Такое отношение Калинникова к нам с Андреем, на мой взгляд, определялось его общим недовольством своим положением, хотя мне это сложно было примерить на себя, видимо, амбиции людей сильно разнятся. Мне тогда казалось: профессор, начальник научной темы и отдела, живи, работай да радуйся! Но Шеф это видел иначе. Я не знаю, как они анализировали данные со Стегайловым на миллиметровой бумаге, но уже во второй половине 1990-х говорить с ним о науке было практически невозможно, страшно даже было подходить. Часто в своем кабинете при открытых дверях либо даже расхаживая в коридоре перед кабинетом с утра пораньше, он только и делал, что громко поносил Ельцина, власти, демократов, дирекцию, да и всех коллег подряд. Он по поводу и без такового рассказывал о причине своего недовольства дирекцией ОИЯИ, и у этого была предыстория. Как выяснилось, он был не простым профессором. Шеф отработал несколько лет третьим, по-моему, секретарем горкома КПСС. Это ему помогло, в частности, быстро защитить докторскую в форме научного доклада (без написания монографии), что допускалось лишь в особых случаях. После этого он стал начальником отдела. Но, по утверждениям самого Шефа, высказанным неоднократно и многим, дирекция за годы, проведенные им в горкоме КПСС, обещала не только отдел, но и сделать его директором ЛЯП. И тут грянула перестройка, и прежние обязательства, данные партийными боссами, перестали соблюдаться. Директором ЛЯП был назначен болгарский ученый Вылов, а Калинников так и остался начальником отдела.
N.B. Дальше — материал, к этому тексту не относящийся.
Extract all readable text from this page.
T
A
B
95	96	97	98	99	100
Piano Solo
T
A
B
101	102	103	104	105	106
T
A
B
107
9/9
При всем этом мне всегда было интересно, как у людей, «срезавших многие углы» на карьерном пути, не оставалось эмпатии даже к тем, кто шел прямо, не минуя ни одной кочки. Я это наблюдал эту черту потом у многих удачливых в ранней и скорой карьере. В разговорах о диссертации, которые, как я быстро понял, с ним лучше не вести, Шеф, переходя с шутливого тона на серьезный и обратно, озвучивал примерно следующий нарратив. Первой фразой обычно было: «Конечно, посмотри сколько у нас материала, – тут он показывал в угол кабинета, где пылились годами рулоны со спектрами на миллиметровке, – да здесь на две докторских наберется, бери и занимайся!» Я потом эту фигуру речи про «две докторских» слышал и в других местах, она, видимо, была некогда популярной. По мере развития разговора следующей повторяющейся фразой было: «Сейчас нам не нужно докторов, у нас работать некому! Зачем нам еще доктора? Если кому нужны доктора – пусть ко мне обращаются, я – целый профессор!» И в завершение – уже более примирительно: «Ладно, идите работайте. Вот когда я уйду на пенсию – тогда и делайте и защищайте что хотите». Итак, круг замыкался, все возможно будет, но потом. И мне, и некоторым другим молодым ребятам говорили в ту пору одну и ту же фразу: «Ты работай, а время придет – тебе доктора диссертацию напишут». Кому-то, видимо, писали. Помню защиты кадров из некоторых стран СНГ, когда на банкете по поводу защиты старшие поднимали традиционный тост: «За кандидатские, потому что они лучше докторских: докторские пишут кандидаты, а кандидатские – доктора», – имея в виду роль руководителя в написании диссертации своему аспиранту. Но все, кто на это надеялся в моем положении, – так и остались незащищенными. Да мне и не хотелось никогда помощи в написании, мне все хотелось делать самому.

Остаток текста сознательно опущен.